With past Johnson Street Bridge decisions still fresh in their minds, Victoria councillors Thursday unanimously endorsed spending a fixed price of $33.7 million to build a new fire department headquarters downtown.

“Today I am whole-heartedly in support of this project,” Mayor Lisa Helps said. “I think it’s a good deal. I think all the work has been done. I think the risks have been mitigated as much as possible.”

She couldn’t say the same in late 2012 when she voted against the Johnson Street Bridge contract, Helps noted.

“The contingency was too low. The design wasn’t far enough and I didn’t support it,” she said.

Victoria plans to partner with Dalmatian Developments Ltd., a joint venture by Jawl Residential and Nadar Holdings Ltd., on the fire hall project, to be built on Johnson Street between Cook and Vancouver streets.

“I’m confident that this project will get done for the price that’s stated here, as long as — and this is for us — that we don’t decide to add things further along the road,” Helps said

Five years ago, it was then-mayor Dean Fortin touting a “fixed-price” contract to build the replacement for the Johnson Street Bridge for $63.2 million, with an overall project cost of $92.8 million. The bridge is scheduled to open at the end of this month — three years behind schedule and at a cost of more than $105 million and counting.

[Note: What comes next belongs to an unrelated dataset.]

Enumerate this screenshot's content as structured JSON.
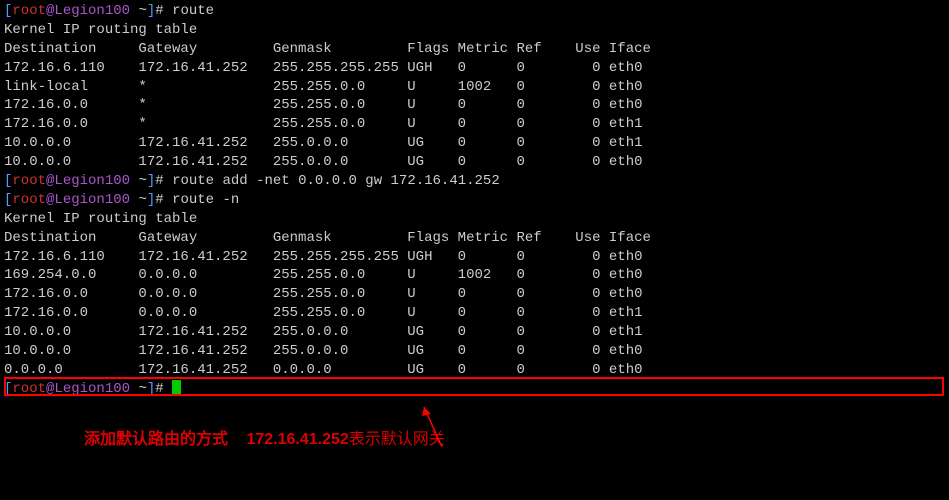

Coun. Jeremy Loveday said the city was “guilty of using the term “fixed-price contract” to hide cost inflation” on the bridge replacement project, and wondered how the fire hall project was different.

“This isn’t a bridge. It’s a commercial building. So there aren’t areas that you are perhaps doing for the first time,” explained Peter Rantucci, head of strategic real estate.

Susanne Thompson, the city’s director of finance, said the fire hall project is at a much more advanced stage of design. “We are at a different stage than when the Johnson Street Bridge was done. They were at conceptual design that was less than 10 per cent.”

The public-safety complex, which will lease space to B.C. Emergency Health Services for paramedics and ambulances, will take up the first two floors of the facility. The mixed-used development could include affordable housing or commercial outlets up above.

Total project cost to the city would be $35.9 million, including $33.7 for the building and $2.2 million for features such as sidewalk improvement and project management.

The project will not require external borrowing or a property tax lift, as the city plans to borrow from its debt-reduction reserve, which functions as an internal loan fund.

City staff say the cost of internal borrowing — $39 million over 15 years — can be repaid at an annual cost of $2.8 million. The borrowing will draw down the reserves (with an estimated balance of $50.6 million at the end of 2018) about $3.3 million below the target balance, but staff say it will take less than two years of repayment to bring it back up.

The city will also recover about $2.6 million from B.C. Ambulance over the term of the lease.

Rantucci said the agreement with the developer is structured so that the city pays the developer a small deposit up front, with the bulk paid on completion and acceptance.

The developer now has six months to go through the rezoning and development permit process. It is estimated that construction will take 28 months after the permits have been issued.